San Francisco Giants Fan Favorite Joins Front Office in Latest Hire
Randy Winn, who played five seasons as an outfielder for the San Francisco Giants, will join the front office as its vice president of player development, the team announced.
Winn is the latest hire by new president of baseball operations Buster Posey, the former All-Star catcher who helped the franchise win three World Series in five years from 2010-14.
Recently, Posey hired Zack Minasian as general manager, the brother of Los Angeles Angels general manager Perry Minasian. Both are the son of Zack Minasian, who was the clubhouse manager for the Texas Rangers for 20 years.

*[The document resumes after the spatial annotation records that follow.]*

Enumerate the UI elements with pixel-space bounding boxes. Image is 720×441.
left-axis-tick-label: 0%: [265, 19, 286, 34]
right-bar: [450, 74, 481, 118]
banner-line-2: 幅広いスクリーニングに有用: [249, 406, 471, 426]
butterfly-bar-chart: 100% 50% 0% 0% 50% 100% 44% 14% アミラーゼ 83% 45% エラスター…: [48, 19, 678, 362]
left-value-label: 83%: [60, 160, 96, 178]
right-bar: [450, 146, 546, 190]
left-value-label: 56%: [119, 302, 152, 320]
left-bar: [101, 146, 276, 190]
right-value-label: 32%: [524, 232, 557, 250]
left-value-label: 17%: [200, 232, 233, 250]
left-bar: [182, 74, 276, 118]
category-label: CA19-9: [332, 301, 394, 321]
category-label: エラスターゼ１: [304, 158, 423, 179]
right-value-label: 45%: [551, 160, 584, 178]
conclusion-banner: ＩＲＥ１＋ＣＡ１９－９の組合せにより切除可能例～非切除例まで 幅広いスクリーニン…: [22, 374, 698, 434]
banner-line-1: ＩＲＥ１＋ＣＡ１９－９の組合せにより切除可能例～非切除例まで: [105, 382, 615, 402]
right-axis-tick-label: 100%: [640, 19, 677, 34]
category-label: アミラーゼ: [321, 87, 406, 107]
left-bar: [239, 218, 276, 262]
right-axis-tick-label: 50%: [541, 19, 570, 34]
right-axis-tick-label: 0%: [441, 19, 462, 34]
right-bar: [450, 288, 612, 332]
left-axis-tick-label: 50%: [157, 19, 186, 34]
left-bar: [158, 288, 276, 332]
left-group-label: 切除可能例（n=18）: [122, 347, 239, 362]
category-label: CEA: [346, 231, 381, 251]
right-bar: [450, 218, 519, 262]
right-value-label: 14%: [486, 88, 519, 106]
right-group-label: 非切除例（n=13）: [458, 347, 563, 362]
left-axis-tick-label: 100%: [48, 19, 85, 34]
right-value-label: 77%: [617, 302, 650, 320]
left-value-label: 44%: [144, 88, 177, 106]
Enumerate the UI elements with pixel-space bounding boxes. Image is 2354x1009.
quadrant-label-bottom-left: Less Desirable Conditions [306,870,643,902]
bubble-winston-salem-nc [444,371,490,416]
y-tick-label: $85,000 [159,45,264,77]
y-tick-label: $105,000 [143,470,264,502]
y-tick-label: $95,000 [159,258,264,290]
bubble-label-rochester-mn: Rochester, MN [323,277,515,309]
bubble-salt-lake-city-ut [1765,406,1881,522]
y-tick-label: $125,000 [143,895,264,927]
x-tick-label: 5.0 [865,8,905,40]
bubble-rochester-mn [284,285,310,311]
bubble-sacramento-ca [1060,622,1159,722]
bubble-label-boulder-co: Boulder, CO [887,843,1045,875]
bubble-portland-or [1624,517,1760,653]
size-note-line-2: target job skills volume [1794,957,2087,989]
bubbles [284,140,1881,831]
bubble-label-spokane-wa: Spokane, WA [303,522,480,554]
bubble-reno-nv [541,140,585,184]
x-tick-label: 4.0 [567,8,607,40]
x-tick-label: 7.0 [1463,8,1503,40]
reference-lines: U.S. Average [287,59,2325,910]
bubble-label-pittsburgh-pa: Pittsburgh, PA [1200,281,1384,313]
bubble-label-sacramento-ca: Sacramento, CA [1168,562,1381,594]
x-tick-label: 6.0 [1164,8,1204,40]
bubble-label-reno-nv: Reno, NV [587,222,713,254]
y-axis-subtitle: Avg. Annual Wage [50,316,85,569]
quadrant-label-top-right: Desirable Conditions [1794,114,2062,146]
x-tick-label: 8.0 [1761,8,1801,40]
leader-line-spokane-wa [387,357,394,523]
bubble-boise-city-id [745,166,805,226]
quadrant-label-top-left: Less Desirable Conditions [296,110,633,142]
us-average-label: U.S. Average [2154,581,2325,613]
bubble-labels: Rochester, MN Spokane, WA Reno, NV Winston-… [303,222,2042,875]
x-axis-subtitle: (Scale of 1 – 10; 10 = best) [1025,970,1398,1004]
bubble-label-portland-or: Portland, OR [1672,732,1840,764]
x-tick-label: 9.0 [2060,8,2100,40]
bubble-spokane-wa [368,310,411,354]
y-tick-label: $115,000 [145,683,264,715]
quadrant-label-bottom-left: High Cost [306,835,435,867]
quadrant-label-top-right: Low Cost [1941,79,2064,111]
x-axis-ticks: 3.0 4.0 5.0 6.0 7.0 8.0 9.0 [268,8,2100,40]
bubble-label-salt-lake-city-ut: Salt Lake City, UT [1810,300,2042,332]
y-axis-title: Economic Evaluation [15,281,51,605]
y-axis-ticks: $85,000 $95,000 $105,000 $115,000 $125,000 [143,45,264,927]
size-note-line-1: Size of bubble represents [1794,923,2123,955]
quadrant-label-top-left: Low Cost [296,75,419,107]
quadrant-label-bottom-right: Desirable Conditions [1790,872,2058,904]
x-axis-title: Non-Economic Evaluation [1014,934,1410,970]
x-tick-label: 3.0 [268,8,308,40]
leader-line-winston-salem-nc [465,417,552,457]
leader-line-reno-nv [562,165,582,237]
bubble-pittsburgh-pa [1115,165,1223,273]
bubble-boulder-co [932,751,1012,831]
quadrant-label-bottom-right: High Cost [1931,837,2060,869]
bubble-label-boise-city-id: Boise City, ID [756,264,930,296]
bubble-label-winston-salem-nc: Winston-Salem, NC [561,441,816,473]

Winn has been a part of the organization since he retired as a player. He was San Francisco’s roving outfield and baserunning instructor from 2013-16.
After that, he was promoted to special assistant to the general manager, a role he served in from 2017 to 2018. He then moved into a pro scouting role under Minasian in 2019.

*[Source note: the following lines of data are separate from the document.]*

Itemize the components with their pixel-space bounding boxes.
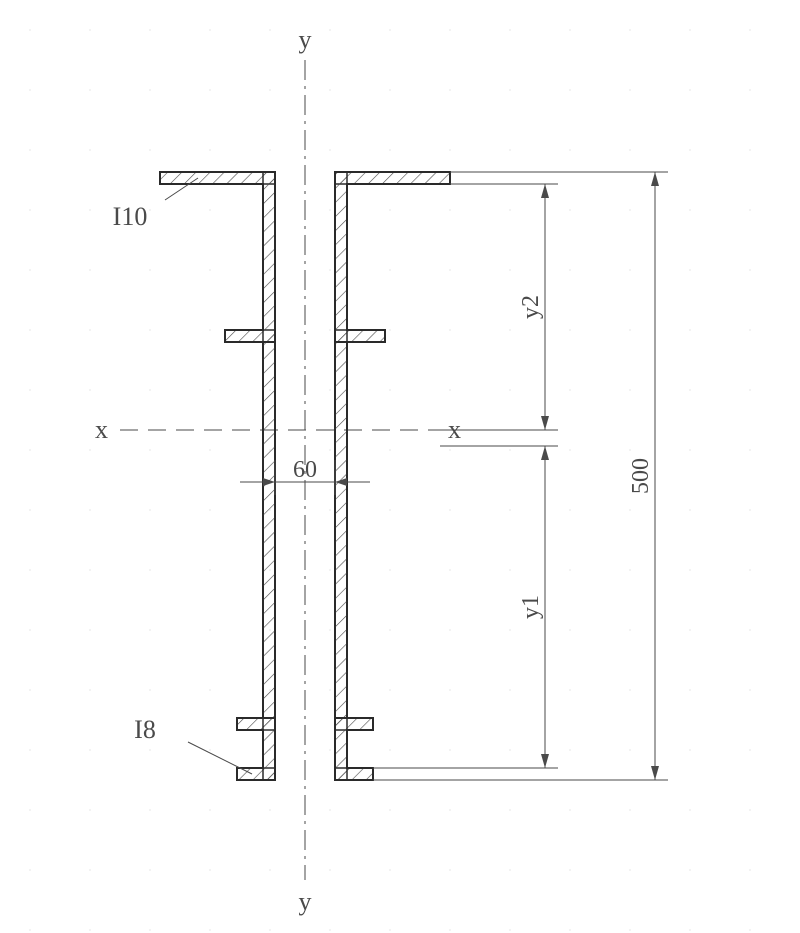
engineering-diagram: y y x x bbox=[0, 0, 800, 933]
x-axis-label-left: x bbox=[95, 415, 108, 444]
y-axis-label-top: y bbox=[299, 25, 312, 54]
label-i8-text: I8 bbox=[134, 715, 156, 744]
background-grid bbox=[0, 0, 800, 933]
dimension-y2-value: y2 bbox=[518, 295, 544, 319]
dimension-total-value: 500 bbox=[628, 458, 654, 494]
dimension-y1-value: y1 bbox=[518, 595, 544, 619]
right-web-fill bbox=[335, 342, 347, 718]
y-axis-label-bottom: y bbox=[299, 887, 312, 916]
dimension-gap-value: 60 bbox=[293, 457, 317, 483]
left-web-fill bbox=[263, 342, 275, 718]
label-i10-text: I10 bbox=[113, 202, 148, 231]
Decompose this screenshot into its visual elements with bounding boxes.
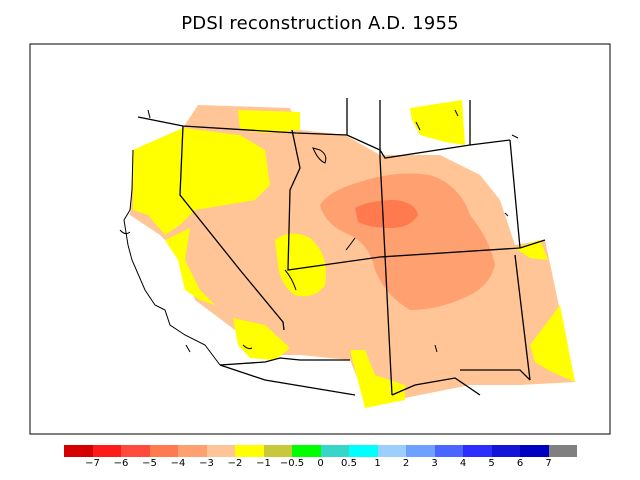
legend-swatch	[263, 445, 292, 457]
legend-tick-label: 4	[459, 458, 467, 469]
legend-tick-label: −2	[227, 458, 243, 469]
legend-swatch	[377, 445, 406, 457]
legend-swatch	[92, 445, 121, 457]
legend-tick-label: −1	[256, 458, 271, 469]
legend-swatch	[434, 445, 463, 457]
pdsi-yellow-southeast	[530, 305, 575, 382]
legend-swatch	[349, 445, 378, 457]
legend-swatch	[149, 445, 178, 457]
legend-tick-label: −3	[199, 458, 214, 469]
legend-colorbar	[64, 445, 577, 457]
legend-swatch	[292, 445, 321, 457]
legend-swatch	[121, 445, 150, 457]
pdsi-yellow-south	[350, 350, 405, 408]
legend-swatch	[406, 445, 435, 457]
legend-tick-label: 7	[545, 458, 552, 469]
legend-swatch	[178, 445, 207, 457]
pdsi-darkorange-core	[355, 200, 418, 228]
lakes	[119, 109, 519, 353]
legend-tick-label: −7	[85, 458, 100, 469]
legend-tick-label: 2	[402, 458, 410, 469]
map-title: PDSI reconstruction A.D. 1955	[181, 13, 459, 34]
legend-swatch	[463, 445, 492, 457]
legend-swatch	[491, 445, 520, 457]
pdsi-yellow-northwest	[133, 128, 270, 235]
pdsi-yellow-northeast	[410, 100, 465, 145]
coastline	[123, 149, 221, 366]
legend-swatch	[548, 445, 577, 457]
legend-tick-label: 0	[317, 458, 324, 469]
legend-tick-label: −4	[170, 458, 186, 469]
legend-swatch	[520, 445, 549, 457]
legend-swatch	[206, 445, 235, 457]
legend-tick-label: 3	[431, 458, 438, 469]
state-borders	[137, 98, 546, 396]
legend-tick-label: −0.5	[279, 458, 305, 469]
pdsi-yellow-east	[515, 240, 548, 260]
legend-tick-label: −5	[142, 458, 157, 469]
legend-tick-label: 0.5	[341, 458, 357, 469]
legend-tick-label: −6	[113, 458, 129, 469]
legend-tick-labels: −7 −6 −5 −4 −3 −2 −1 −0.5 0 0.5 1 2 3 4 …	[64, 458, 577, 472]
legend-tick-label: 1	[374, 458, 381, 469]
legend-tick-label: 6	[516, 458, 524, 469]
legend-swatch	[235, 445, 264, 457]
legend-swatch	[320, 445, 349, 457]
legend-swatch	[64, 445, 93, 457]
pdsi-yellow-west	[165, 228, 215, 305]
pdsi-yellow-north	[238, 110, 300, 133]
pdsi-yellow-center	[275, 233, 326, 297]
legend-tick-label: 5	[488, 458, 495, 469]
pdsi-yellow-southwest	[233, 318, 290, 360]
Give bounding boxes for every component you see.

He’s also served for more than a decade as a game analyst for Giants broadcasts on NBC Sports Bay Area. In September the Giants also named him chairman of the Giants Community Fund.
Winn was a deadline acquisition in 2005 from the Seattle Mariners. After that, he spent the next four seasons with the Giants.
In five seasons with San Francisco he finished with a slash line of .290/.345/.432/.776 with 51 home runs and 262 RBI. Those were the best numbers of his career with any of the five Major League teams he played for.
The Los Angeles, Calif., native played his college baseball at Santa Clara and was the roommate of Naismith Basketball Hall of Fame selection Steve Nash. Winn was a third-round pick of the Marlins in the 1995 draft.
Before he could make his MLB debut with the Marlins, he was picked by the Tampa Bay Rays in the 1997 expansion draft. He made his big-league debut a year later with the Rays and spent his first four Major League seasons with them.
In 2002, he was dealt to the Seattle Mariners as part of the compensation in a trade for manager Lou Piniella.
For his 13-year MLB career, which ended in 2010, he finished with a slash line of .284/.343/.416/.759 with 110 home runs and 662 RBI.
Posey is assembling a front office that it hopes can lure free agents to an organization that has struggled in that area in recent years.